While the utility of WGS/ES for gene discovery was quickly evident, until recently, the clinical utility of WGS/ES was unknown. In paediatrics, the most obvious use of WGS/ES is for the diagnosis of children with intellectual disability. Despite the inroads made over the previous 5 years by chromosome microarray testing (which has improved the diagnostic yield in children with neurodevelopmental disorders from around 3% for microscope karyotyping to ∼15–20%),[8] there exists a vast backlog of children awaiting definitive diagnosis. Several studies have now been published on the diagnostic yield of WGS/ES in children with neurodevelopmental disorders.
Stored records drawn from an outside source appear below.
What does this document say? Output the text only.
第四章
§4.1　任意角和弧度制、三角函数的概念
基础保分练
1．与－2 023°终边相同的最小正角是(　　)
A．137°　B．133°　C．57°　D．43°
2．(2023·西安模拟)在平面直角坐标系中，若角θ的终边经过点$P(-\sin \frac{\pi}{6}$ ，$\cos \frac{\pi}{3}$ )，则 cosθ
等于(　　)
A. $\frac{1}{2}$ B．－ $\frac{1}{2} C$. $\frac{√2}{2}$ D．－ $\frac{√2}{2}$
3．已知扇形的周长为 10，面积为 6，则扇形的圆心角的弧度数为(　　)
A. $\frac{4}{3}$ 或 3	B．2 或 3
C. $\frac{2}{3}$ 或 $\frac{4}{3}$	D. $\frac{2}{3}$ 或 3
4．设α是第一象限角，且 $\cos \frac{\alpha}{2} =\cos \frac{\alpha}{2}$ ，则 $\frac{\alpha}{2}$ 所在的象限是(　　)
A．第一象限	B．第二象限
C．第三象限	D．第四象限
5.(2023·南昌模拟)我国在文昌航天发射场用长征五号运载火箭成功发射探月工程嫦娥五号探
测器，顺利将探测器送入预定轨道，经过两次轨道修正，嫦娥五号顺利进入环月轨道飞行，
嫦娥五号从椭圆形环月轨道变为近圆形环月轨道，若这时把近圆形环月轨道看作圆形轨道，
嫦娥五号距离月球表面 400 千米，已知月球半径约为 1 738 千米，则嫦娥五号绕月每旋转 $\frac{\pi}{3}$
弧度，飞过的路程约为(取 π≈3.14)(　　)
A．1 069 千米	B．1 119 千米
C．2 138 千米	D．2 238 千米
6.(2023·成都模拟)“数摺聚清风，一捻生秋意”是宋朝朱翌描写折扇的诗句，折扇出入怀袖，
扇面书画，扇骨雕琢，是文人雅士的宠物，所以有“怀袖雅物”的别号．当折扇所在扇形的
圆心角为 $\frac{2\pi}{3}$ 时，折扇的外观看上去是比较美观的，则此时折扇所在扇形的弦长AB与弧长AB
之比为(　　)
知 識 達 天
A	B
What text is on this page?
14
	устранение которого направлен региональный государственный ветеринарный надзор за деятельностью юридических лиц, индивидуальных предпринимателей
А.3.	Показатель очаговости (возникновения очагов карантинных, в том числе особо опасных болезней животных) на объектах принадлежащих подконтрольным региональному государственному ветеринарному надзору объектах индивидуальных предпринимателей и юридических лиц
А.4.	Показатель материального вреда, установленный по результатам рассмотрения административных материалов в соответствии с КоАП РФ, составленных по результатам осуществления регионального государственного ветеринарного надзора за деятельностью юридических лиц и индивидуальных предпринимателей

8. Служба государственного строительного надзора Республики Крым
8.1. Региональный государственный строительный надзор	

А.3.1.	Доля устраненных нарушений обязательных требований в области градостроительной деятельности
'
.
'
These indicate that a definite diagnosis is achievable in ∼25% of patients and a possible diagnosis in an additional ∼15%.[4, 9, 10] Importantly, the majority of mutations detected in studies of patients with intellectual disability have been either de novo (new, rather than inherited) autosomal dominant mutations or mutations on the X chromosome. In fact, one of the important findings to emerge from the NGS revolution is just how prevalent de novo mutations are, both in healthy individuals and as a cause of disease. It has been demonstrated that healthy individuals have ∼50–100 de novo sequence changes.[11] It is fortunate that on average, only approximately one of these de novo sequence change occurs within the protein coding part of the genome (the exome),[10] and of these, the vast majority are without phenotypic effect. Detection of de novo variants is greatly facilitated by sequencing parent–child ‘trios’, which simplifies the analysis despite increased sequencing cost. In patients with a diagnosis of autism, a similar diagnostic yield has been obtained, with WGS detecting deleterious de novo mutations in 19% and inherited autosomal or X-linked alterations in an additional 31%.[12]

When there is parental consanguinity, a different picture is emerging. In this setting, an autosomal recessive aetiology is far more likely, and analysis is facilitated by targeting homozygous regions (where both chromosomes have identical DNA sequence) across the genome. Exome sequencing studies of children with neurodevelopmental disorders whose parents are consanguineous have demonstrated a diagnostic yield of ∼15%, with potentially causative mutations detected in an additional ∼30% of patients.[13, 14]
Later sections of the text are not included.